Data analytics, data visualization, and other information like that, gleaned from mining social media conversations, will allow even laypeople to understand the interlocking nature of a city. Such systems are critical for today’s planning as well as for crisis preparedness.
Detroit is a good place to start, says Rocker, because public and business leaders from various sectors are committed to reconstructing the city. The timing is also right. City officials are searching for solutions and options. In Detroit’s so-called downtown, midtown and New Center areas, the city is managing success. Hundreds of new developments have been announced this year and about $100 million in investments are planned. Yet the challenges are vast. The city occupies around 132 square miles—likely the largest footprint of any major American city. Meanwhile, roughly one in three residents lives in poverty, the population continues to fall, and aging or completely obsolete infrastructure is taxing city resources.
“Because of the dissolute situation [in Detroit],” said Rocker “we don’t need to pay too much attention to what exists and can therefore go in with a new approach to comprehensive planning.”
“It is a different role for government,” says Mark de la Vergne, Detroit’s chief of mobility innovation. “If we were trying to plan in a bubble, we would be wrong.”
De la Vergne says that disparate government entities are committed. The city of Detroit, the Michigan Department of Transportation, the Michigan Economic Development Corp, the Detroit Economic Growth Corporation, and the Detroit Regional Chamber are all working to be responsive to innovations in the private sector.

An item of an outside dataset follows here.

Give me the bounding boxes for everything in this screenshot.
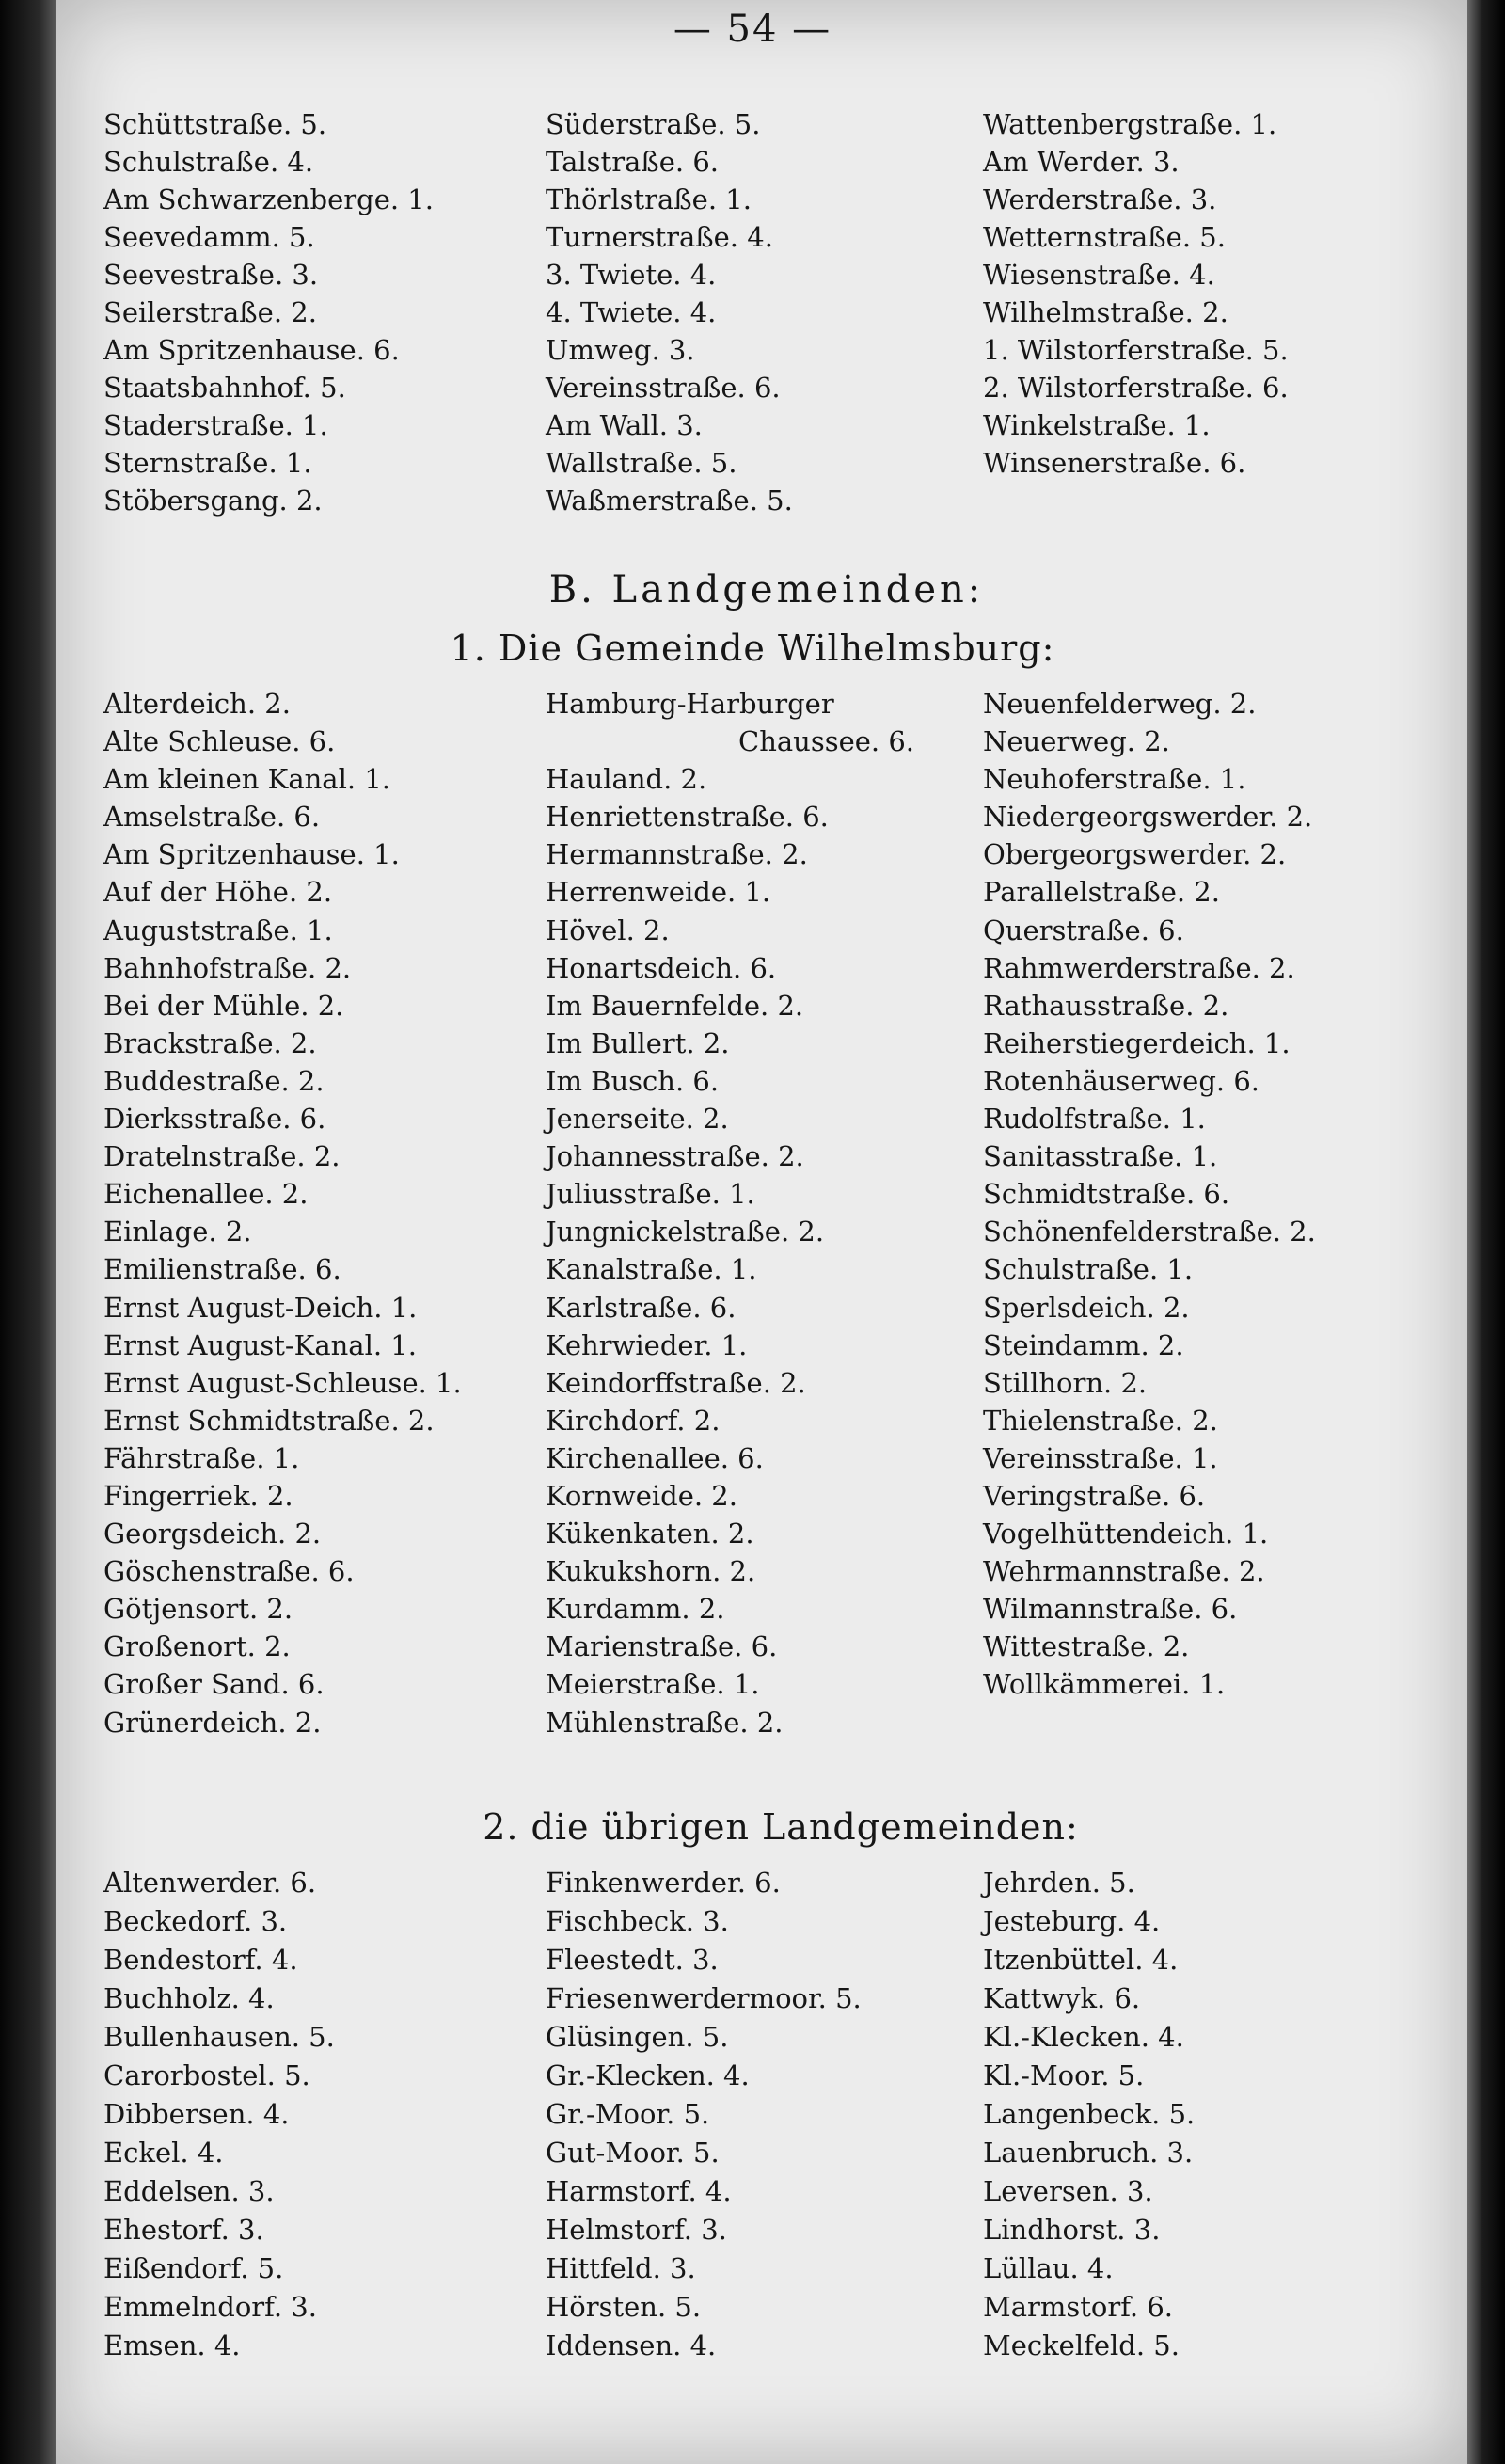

He also points out how critical it is to understand the needs of residents and for citizens to understand the ways in which technology can improve their lives. In Detroit, one in five residents are beyond a 30-minute walk to transit but are dependent on low wage jobs that are outside of the city. That leaves many of Detroit’s residents poor and isolated.
“The biggest challenge every city is going to face is that for 99 percent of the population, [technology innovations], aren’t an issue you think about every day. When you think about mobility you just want to know if the bus will be on time. As we talk to our residents, we need to make sure [these solutions] have resonance and impact.”
De la Vergne believes this is why the tech-driven solutions that come out of Detroit will be important. He also emphasized the importance of pilots so that people can understand the infrastructure investments in terms of things that matter to them, like improved transit time and emergency response.
Unlike other cities such as Chicago, de la Vergne says, “Detroit is much further along” in creating a connected landscape. Mayor Mike Duggan created a Smart Infrastructure team that includes public works, the Detroit Department of Transportation, and the Department of Innovation and Technology. In April, a Knight Foundation grant awarded Detroit $200,000 to begin to catalog the city’s network of internet-connected assets and develop a plan to improve urban quality of life, mobility, transportation infrastructure and government services.
De la Vergne says, in the near term, the city is working on the basics — getting people to jobs, schools and doctors appointments — and doesn’t have the capital to invest in expensive but “amazing” solutions such as Virtual Singapore. Yet he is aware of the efficiency a solution such as this could eventually afford local governments struggling with falling or stagnant revenues. He is hoping, soon, such technology becomes more affordable and widely available. When it is, Detroit is likely to be the American testbed.